I've never been a fan of Tiger Woods either, not once I came to know more about it. His first major victory, at the Masters, was awesome, at least in the sporting sense (and that's not a word I use lightly), and while there were other golfers I preferred, I could at least appreciate his talent. However, the more I got to know about him, the less I thought of him. While I don't rejoice in his current tribulations, I do often think that what goes around comes around.
And that's the most I would have thought of either Mike Tyson or Tiger Woods, but in this column Joe Posnanski draws some real parallels between the careers of the two men, and in the process takes a look at how we regard greatness; I think it tells us a lot about how we look at our own mortality as well. The punch line:
Call it Tysonography, our refusal to believe that even the most extraordinary talents fade quicker than we expect. There are a lot of “What’s wrong with Tiger Woods” stories out there right now, and some of them are interesting, but I still suspect they miss the point. Nothing’s wrong with Tiger Woods except that he’s human and he’s fading and it’s the most obvious thing in the world but, like with Mike Tyson, we willfully refuse to accept it.

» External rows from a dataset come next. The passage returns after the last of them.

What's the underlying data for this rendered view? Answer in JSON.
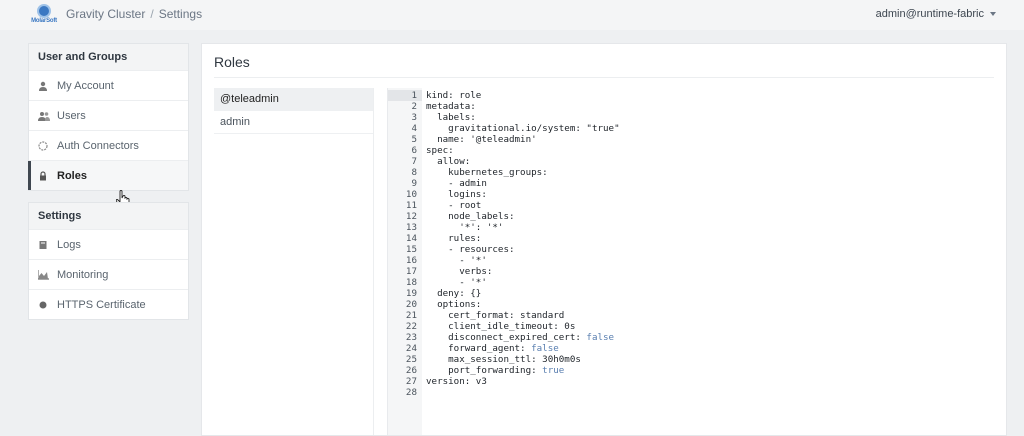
{
  "topbar": {
    "logo_text": "MolarSoft",
    "breadcrumb": [
      "Gravity Cluster",
      "Settings"
    ],
    "breadcrumb_sep": "/",
    "user": "admin@runtime-fabric"
  },
  "sidebar": {
    "group1": {
      "title": "User and Groups",
      "items": [
        {
          "label": "My Account",
          "icon": "user-icon"
        },
        {
          "label": "Users",
          "icon": "users-icon"
        },
        {
          "label": "Auth Connectors",
          "icon": "connector-icon"
        },
        {
          "label": "Roles",
          "icon": "lock-icon",
          "active": true
        }
      ]
    },
    "group2": {
      "title": "Settings",
      "items": [
        {
          "label": "Logs",
          "icon": "book-icon"
        },
        {
          "label": "Monitoring",
          "icon": "chart-icon"
        },
        {
          "label": "HTTPS Certificate",
          "icon": "circle-icon"
        }
      ]
    }
  },
  "main": {
    "title": "Roles",
    "roles": [
      "@teleadmin",
      "admin"
    ],
    "selected_role": "@teleadmin",
    "code": [
      "kind: role",
      "metadata:",
      "  labels:",
      "    gravitational.io/system: \"true\"",
      "  name: '@teleadmin'",
      "spec:",
      "  allow:",
      "    kubernetes_groups:",
      "    - admin",
      "    logins:",
      "    - root",
      "    node_labels:",
      "      '*': '*'",
      "    rules:",
      "    - resources:",
      "      - '*'",
      "      verbs:",
      "      - '*'",
      "  deny: {}",
      "  options:",
      "    cert_format: standard",
      "    client_idle_timeout: 0s",
      "    disconnect_expired_cert: false",
      "    forward_agent: false",
      "    max_session_ttl: 30h0m0s",
      "    port_forwarding: true",
      "version: v3",
      ""
    ]
  }
}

Very true. Some people just refuse to believe that Woods can't win it all again. Hey, maybe they're right. But if they are, it's not because they have the odds in their favor.

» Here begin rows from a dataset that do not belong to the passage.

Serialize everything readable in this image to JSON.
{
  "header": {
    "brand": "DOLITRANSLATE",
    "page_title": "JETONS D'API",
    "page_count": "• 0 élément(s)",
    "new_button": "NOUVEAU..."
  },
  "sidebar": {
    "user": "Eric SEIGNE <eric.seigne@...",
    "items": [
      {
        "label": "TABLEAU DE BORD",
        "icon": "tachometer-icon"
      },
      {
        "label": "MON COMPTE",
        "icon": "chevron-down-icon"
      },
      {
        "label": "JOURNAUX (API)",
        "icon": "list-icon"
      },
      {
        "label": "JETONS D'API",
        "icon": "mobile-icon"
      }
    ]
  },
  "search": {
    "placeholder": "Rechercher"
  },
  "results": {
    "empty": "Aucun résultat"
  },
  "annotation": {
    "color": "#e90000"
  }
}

But doesn't this speak to our views on our own mortality as well? I don't mean the "invincible" stage that teens go through when they think there isn't anything in the world that can hurt them, although that certainly is a part of it. No, I think it's the way we look at life in general - unable to believe that we aren't the people that we used to be. That's why we buy Viagra, and color our hair to get the grey out (or buy new hair, which is even better). It's why we gravitate towards fast cars and trophy spouses, why we dress and talk and act like we're decades younger than we really are. A perpetual adolescence, some call it, an unwillingness to accept the responsibilities of adulthood. And that's true, but I think it's also our unwillingness to accept mortality, to think about what happens on judgment day. There's a lot of whistling past the graveyard going on nowadays, but as Harry Reasoner once said, no matter what man does, no matter what he gives up or avoids, "he may get one day extra or none; he never gets eternity." Not on this earth, at least.
Anyway, read Poz's column. It's really good, and not nearly as heavy as I make it out to be.